RUSSIA: 34 Jehovah's Witness publications and one congregation banned

Moscow, Russia - Russia's Supreme Court has today (8 December) upheld a Rostov-on-Don Regional Court ruling finding 34 Jehovah's Witness publications "extremist", ensuring that their distribution will be banned nationwide. The Supreme Court also upheld, as part of the ruling, the liquidation of the Taganrog Jehovah's Witness congregation as extremist. The congregation's property will now be confiscated, and it will be banned from meeting as a community. Asked why the Supreme Court upheld the lower court decision, the secretary for the Supreme Court's Civil Cases Division, who would not give her name, told Forum 18 News Service: "The Jehovah's Witnesses are extremist." Asked if they have for example killed anyone, she responded: "To a certain extent, yes." The court ruling opens the way for the distribution of all Jehovah's Witness literature in Russia to be banned in future. Grigory Martynov of the Jehovah's Witnesses expressed disappointment, telling Forum 18 that "the decision was taken very quickly and they gave no explanation as to why they upheld the Rostov decision." He also stated that they will consider whether to take their case to the European Court of Human Rights (ECHR) in Strasbourg.

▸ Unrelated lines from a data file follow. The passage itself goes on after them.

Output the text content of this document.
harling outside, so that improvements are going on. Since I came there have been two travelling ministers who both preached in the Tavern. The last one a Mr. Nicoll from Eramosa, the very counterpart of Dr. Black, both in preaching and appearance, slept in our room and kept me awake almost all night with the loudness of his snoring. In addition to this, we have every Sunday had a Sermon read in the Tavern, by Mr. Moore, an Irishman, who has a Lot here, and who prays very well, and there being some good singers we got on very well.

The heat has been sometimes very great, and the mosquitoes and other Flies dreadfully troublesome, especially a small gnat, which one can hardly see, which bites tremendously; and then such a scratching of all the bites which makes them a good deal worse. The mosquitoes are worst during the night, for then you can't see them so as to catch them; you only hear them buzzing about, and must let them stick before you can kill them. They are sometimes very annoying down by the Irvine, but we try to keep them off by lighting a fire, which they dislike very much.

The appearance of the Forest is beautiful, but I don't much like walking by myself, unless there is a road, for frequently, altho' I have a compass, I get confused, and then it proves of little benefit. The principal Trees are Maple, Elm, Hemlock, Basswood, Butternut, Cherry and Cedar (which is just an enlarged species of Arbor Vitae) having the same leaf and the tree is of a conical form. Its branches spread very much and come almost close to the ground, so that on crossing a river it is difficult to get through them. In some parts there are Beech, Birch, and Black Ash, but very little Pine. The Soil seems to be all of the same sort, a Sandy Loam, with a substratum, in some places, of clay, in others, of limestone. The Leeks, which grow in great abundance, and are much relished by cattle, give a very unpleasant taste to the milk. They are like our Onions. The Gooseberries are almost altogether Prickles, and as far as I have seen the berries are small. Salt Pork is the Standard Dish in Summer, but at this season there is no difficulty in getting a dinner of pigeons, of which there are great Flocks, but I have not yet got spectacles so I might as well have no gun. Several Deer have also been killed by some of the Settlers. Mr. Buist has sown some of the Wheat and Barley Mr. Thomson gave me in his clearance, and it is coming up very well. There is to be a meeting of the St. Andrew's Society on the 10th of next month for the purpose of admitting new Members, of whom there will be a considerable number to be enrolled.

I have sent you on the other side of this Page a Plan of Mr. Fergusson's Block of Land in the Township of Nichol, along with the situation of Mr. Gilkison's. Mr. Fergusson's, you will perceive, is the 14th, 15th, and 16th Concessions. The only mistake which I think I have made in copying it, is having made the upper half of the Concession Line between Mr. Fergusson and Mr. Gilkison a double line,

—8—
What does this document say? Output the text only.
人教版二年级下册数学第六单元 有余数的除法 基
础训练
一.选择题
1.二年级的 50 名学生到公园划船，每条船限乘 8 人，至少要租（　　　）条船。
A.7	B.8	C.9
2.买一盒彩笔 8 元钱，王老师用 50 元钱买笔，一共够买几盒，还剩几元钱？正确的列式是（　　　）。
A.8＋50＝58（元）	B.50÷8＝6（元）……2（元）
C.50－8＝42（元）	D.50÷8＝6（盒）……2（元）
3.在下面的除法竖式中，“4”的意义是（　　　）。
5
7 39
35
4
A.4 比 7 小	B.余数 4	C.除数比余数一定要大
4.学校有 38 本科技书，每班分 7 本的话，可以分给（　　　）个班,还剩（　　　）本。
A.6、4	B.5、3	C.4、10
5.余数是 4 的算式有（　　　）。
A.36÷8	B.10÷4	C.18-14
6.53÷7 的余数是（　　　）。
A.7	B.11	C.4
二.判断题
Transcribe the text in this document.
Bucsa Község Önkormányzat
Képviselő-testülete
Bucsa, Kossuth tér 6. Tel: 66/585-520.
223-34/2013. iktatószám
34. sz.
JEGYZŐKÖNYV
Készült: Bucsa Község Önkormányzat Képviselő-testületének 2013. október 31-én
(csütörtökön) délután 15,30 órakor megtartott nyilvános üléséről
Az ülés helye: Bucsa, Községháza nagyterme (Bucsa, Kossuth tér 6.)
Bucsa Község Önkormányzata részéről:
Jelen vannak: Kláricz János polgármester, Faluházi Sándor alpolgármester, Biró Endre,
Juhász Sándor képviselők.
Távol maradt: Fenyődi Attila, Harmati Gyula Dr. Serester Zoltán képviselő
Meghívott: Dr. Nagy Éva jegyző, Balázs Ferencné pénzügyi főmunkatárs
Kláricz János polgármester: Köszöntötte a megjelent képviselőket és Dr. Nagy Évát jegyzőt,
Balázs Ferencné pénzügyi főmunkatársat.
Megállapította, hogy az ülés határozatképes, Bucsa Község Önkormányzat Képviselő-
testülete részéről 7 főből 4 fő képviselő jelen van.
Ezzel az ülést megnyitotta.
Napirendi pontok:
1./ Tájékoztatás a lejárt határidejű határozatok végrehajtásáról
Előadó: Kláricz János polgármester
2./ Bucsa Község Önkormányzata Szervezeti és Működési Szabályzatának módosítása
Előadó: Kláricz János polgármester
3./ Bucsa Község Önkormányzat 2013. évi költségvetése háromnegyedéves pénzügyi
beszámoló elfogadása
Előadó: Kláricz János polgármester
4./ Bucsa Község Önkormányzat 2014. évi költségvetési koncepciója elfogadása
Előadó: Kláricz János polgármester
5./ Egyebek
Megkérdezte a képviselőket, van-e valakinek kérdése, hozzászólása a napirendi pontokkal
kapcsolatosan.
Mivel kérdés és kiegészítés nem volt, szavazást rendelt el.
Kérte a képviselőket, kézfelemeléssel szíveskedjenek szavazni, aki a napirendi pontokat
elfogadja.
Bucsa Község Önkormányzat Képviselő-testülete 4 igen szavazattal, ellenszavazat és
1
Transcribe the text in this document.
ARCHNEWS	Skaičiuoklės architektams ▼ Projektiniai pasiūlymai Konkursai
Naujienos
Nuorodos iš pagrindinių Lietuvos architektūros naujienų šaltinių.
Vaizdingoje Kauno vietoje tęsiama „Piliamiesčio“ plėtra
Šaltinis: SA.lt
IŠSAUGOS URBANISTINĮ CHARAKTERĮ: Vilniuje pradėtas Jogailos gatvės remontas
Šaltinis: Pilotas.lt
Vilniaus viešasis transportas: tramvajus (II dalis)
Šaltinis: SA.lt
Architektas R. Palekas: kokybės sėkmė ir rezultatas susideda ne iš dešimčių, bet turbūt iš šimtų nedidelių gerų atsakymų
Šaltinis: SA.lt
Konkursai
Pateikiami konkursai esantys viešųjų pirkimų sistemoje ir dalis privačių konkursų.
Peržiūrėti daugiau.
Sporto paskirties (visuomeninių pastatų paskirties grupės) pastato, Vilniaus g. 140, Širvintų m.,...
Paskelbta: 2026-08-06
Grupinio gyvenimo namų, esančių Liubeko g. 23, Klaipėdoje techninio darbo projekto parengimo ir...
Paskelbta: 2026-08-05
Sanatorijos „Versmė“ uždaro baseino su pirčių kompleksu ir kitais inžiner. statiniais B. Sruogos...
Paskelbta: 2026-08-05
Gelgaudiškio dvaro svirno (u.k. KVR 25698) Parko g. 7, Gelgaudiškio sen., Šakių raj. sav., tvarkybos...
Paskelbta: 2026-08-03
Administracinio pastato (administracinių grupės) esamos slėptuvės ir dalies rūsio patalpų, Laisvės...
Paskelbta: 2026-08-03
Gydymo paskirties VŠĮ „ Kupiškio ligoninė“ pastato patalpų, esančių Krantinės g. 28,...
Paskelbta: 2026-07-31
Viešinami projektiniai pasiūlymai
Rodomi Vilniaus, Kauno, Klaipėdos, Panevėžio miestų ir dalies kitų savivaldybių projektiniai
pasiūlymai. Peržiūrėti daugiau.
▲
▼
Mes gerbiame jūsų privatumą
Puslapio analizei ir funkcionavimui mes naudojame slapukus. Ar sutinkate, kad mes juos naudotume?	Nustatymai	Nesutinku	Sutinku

The decision today (8 December) by Russia's Supreme Court in Moscow rejecting a Jehovah's Witness appeal opens the way for distribution of all their literature in Russia to be banned in future, Forum 18 News Service notes. The Court upheld the September decision of the Rostov-on-Don Regional Court finding 34 named Jehovah's Witness publications "extremist", ensuring that they will be banned nationwide, and that the Jehovah's Witness congregation in the town of Taganrog is extremist and is liquidated.

The secretary for the Civil Cases Division at the Supreme Court, who would not give her name, told Forum 18 from Moscow just minutes after the decision had been handed down that the Supreme Court found the Regional Court decision to be "legally grounded" and left the Jehovah's Witness suit without satisfaction. "The Jehovah's Witnesses are extremist," she explained.

Asked in what way the Jehovah's Witnesses can be considered extremist, the secretary responded: "People's spiritual views and outlook here are different. The Jehovah's Witnesses here are not like they are in other countries. They propound extremist views." Asked if the Jehovah's Witnesses in Russia have killed anyone, for example, she told Forum 18: "To a certain extent, yes."

Grigory Martynov of the Jehovah's Witnesses expressed disappointment at the decision. "The decision was taken very quickly and they gave no explanation as to why they upheld the Rostov decision," he told Forum 18 in the wake of the hearing. He said they will have to wait until they receive the decision in writing – expected within ten days – before they see the Court's reasoning. He said that as the Jehovah's Witnesses cannot appeal any further within Russia, they will now consider whether to take their case to the European Court of Human Rights (ECHR) in Strasbourg.

In March 2004 the Moscow Jehovah's Witness community was liquidated by a local court (see F18News 17 June 2004 http://www.forum18.org/Archive.php?article_id=344). Jehovah's Witnesses at that time added information about this case to one they had already lodged with the ECHR about harassment of the community (Jehovah's Witnesses of Moscow and Others v. Russia, Application 302/2). However, the ECHR has not yet ruled on whether the case is admissible, or when a judgment may be made.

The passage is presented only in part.